What do you mean by “it’s more than building cabinets”?
A lot of our projects are not publicly known, so it’s sometimes hard to explain to somebody what millwork is, and when you say commercial cabinetry, people still think, oh, you can do my kitchen. A recent commercial project is the University of Saskatchewan’s new hockey rink, Merlis Belsher Place, which I am super proud of. I’m from Saskatchewan and an alumni. Our university is such a leading institution and we have a small part to play in it. The fact is the majority of the donors for that project are from Saskatchewan and some of them don’t even live here anymore.
We’ve worked closely with different stakeholders. For instance, we’ll bring in a mock-up of a locker and go through our suggestions and what will work well with the architect and the general contractor. What comes out is the best possible and it’s a collaborative process to get it done on time, on budget, but also what’s going to really work for these teams using the facility. It’s just so cool.
Our philosophy is we never wanted to grow in terms of size. We just wanted to get better at what we did.”
Tell us your philosophy of growing your business.
My parents always had a profit-sharing program. It is not a bonus. The staff gets a percentage of profits every year. And in some years that meant that the owners did not take a salary out or any profit sharing themselves.
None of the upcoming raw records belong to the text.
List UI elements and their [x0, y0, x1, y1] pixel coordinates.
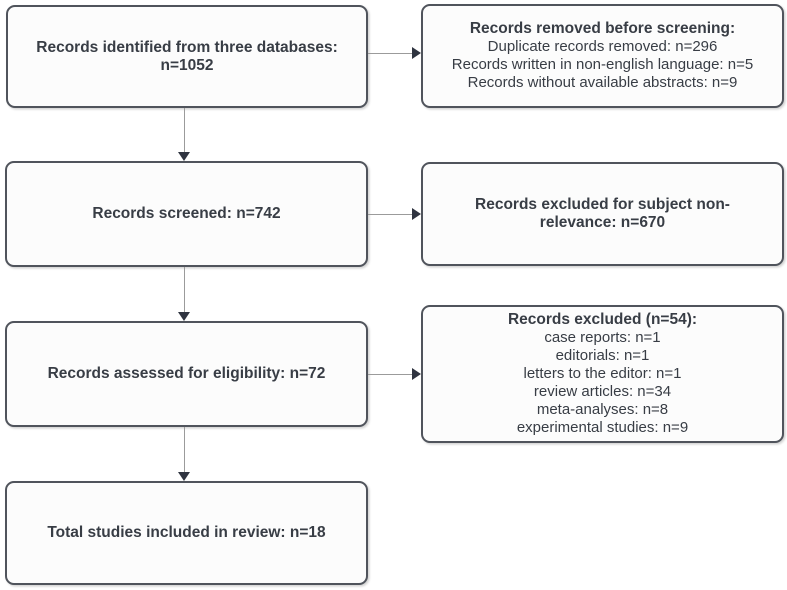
box-total-studies-included: Total studies included in review: n=18 — [5, 481, 368, 585]
box-records-identified: Records identified from three databases:… — [6, 5, 368, 108]
removed-reason-non-english: Records written in non-english language:… — [451, 56, 754, 73]
arrow-right-icon — [412, 47, 421, 59]
excluded-meta-analyses: meta-analyses: n=8 — [536, 401, 669, 418]
excluded-letters: letters to the editor: n=1 — [523, 365, 682, 382]
arrow-screened-to-excluded-subject — [368, 208, 421, 220]
arrow-down-icon — [178, 312, 190, 321]
box-records-identified-label: Records identified from three databases:… — [36, 38, 338, 74]
arrow-line — [368, 52, 412, 54]
box-records-assessed-eligibility: Records assessed for eligibility: n=72 — [5, 321, 368, 427]
arrow-line — [183, 427, 185, 472]
excluded-case-reports: case reports: n=1 — [544, 329, 661, 346]
box-records-screened-label: Records screened: n=742 — [92, 205, 281, 222]
arrow-line — [183, 108, 185, 152]
arrow-right-icon — [412, 208, 421, 220]
arrow-line — [368, 373, 412, 375]
box-records-screened: Records screened: n=742 — [5, 161, 368, 267]
box-records-excluded-subject-label: Records excluded for subject non-relevan… — [475, 196, 730, 231]
arrow-down-icon — [178, 152, 190, 161]
excluded-experimental: experimental studies: n=9 — [516, 419, 689, 436]
excluded-review-articles: review articles: n=34 — [533, 383, 672, 400]
arrow-eligibility-to-included — [178, 427, 190, 481]
arrow-eligibility-to-excluded-detail — [368, 368, 421, 380]
box-records-excluded-detail-title: Records excluded (n=54): — [507, 311, 698, 328]
arrow-down-icon — [178, 472, 190, 481]
box-records-excluded-detail: Records excluded (n=54): case reports: n… — [421, 305, 784, 443]
removed-reason-no-abstracts: Records without available abstracts: n=9 — [467, 74, 738, 91]
arrow-right-icon — [412, 368, 421, 380]
arrow-line — [183, 267, 185, 312]
box-records-removed-title: Records removed before screening: — [469, 20, 736, 37]
removed-reason-duplicates: Duplicate records removed: n=296 — [487, 38, 718, 55]
arrow-identified-to-screened — [178, 108, 190, 161]
arrow-line — [368, 213, 412, 215]
box-total-studies-included-label: Total studies included in review: n=18 — [47, 524, 326, 541]
box-records-assessed-eligibility-label: Records assessed for eligibility: n=72 — [47, 365, 326, 382]
arrow-screened-to-eligibility — [178, 267, 190, 321]
box-records-excluded-subject: Records excluded for subject non-relevan… — [421, 162, 784, 266]
box-records-removed-before-screening: Records removed before screening: Duplic… — [421, 4, 784, 108]
arrow-identified-to-removed — [368, 47, 421, 59]
excluded-editorials: editorials: n=1 — [555, 347, 650, 364]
It was known from the beginning that the employees were a big part because if they’re not doing quality work, what goes out isn’t quality. We continued with the profit sharing, but then we looked at the open-book philosophy.
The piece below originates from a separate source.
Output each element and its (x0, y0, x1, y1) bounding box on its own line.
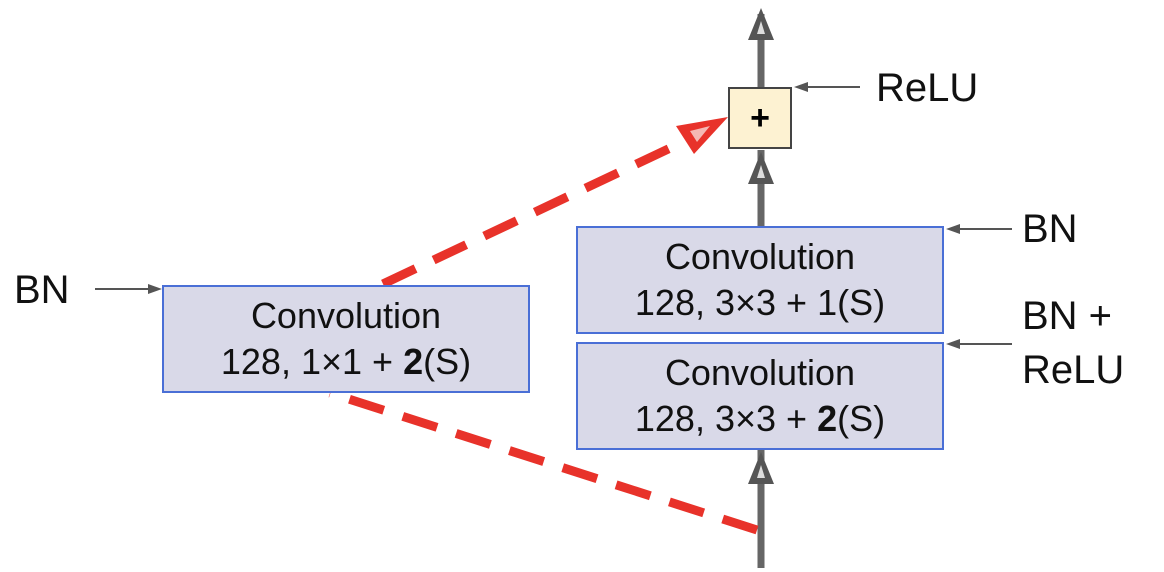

It was the realization that employees don’t know what they don’t know. We started sharing some of the costs because the more they know, the more they understand, and they’ve got so many great ideas on how to improve things.
We played the game The Price Is Right, where our team guesses how much it costs for products they use regularly. Sometimes they were very close and sometimes it was a big surprise. That awareness breaks down the “us” and “them,” because really, we’re in it together and it ties back with the profit sharing. That transparency builds trust. The more we know and can do together, the more profit there is to share. When we had a driver who didn’t work out, we never refilled that position. Everybody picked up and got the same amount of work done. Our philosophy is we never wanted to grow in terms of size. We just wanted to get better at what we did.
How do you continually get better?
Even though I’m working on a tight budget, you must find experts in different fields who have the same values. There’s a time when you’re starting your business that yes, you are bootstrapping and watching every nickel and dime. Sometimes you need to spend those nickels and dimes at the beginning to set things up properly because later on it will cost way more. It’s realizing it’s impossible for you to know everything and nobody likes a know-it-all anyway!
We all have the same 24 hours. How do you want to spend them? I don’t want to spend them downtrodden, beaten up, exhausted, and cranky. I want to go, “Hey, I can learn something and I know somebody that knows this better than me. Let’s ask for their opinion. Let’s have a laugh. Oh, and we both learned something.”
Is there something that would surprise people to know about you?
That I’m addicted to fabric and sewing clothes! My mom taught me as a kid and then I ran with it. I worked at a fabric store and that’s how I paid for my university. In England, I sewed dresses because there are a lot of fancy things there and that paid for some of my travelling. I love the idea of creating something and Ranco creates cabinets; I create garments.
Really, our business is creating something more than just a business and more than just a job for employees. It’s fulfilling, and much greater than the sum of its parts.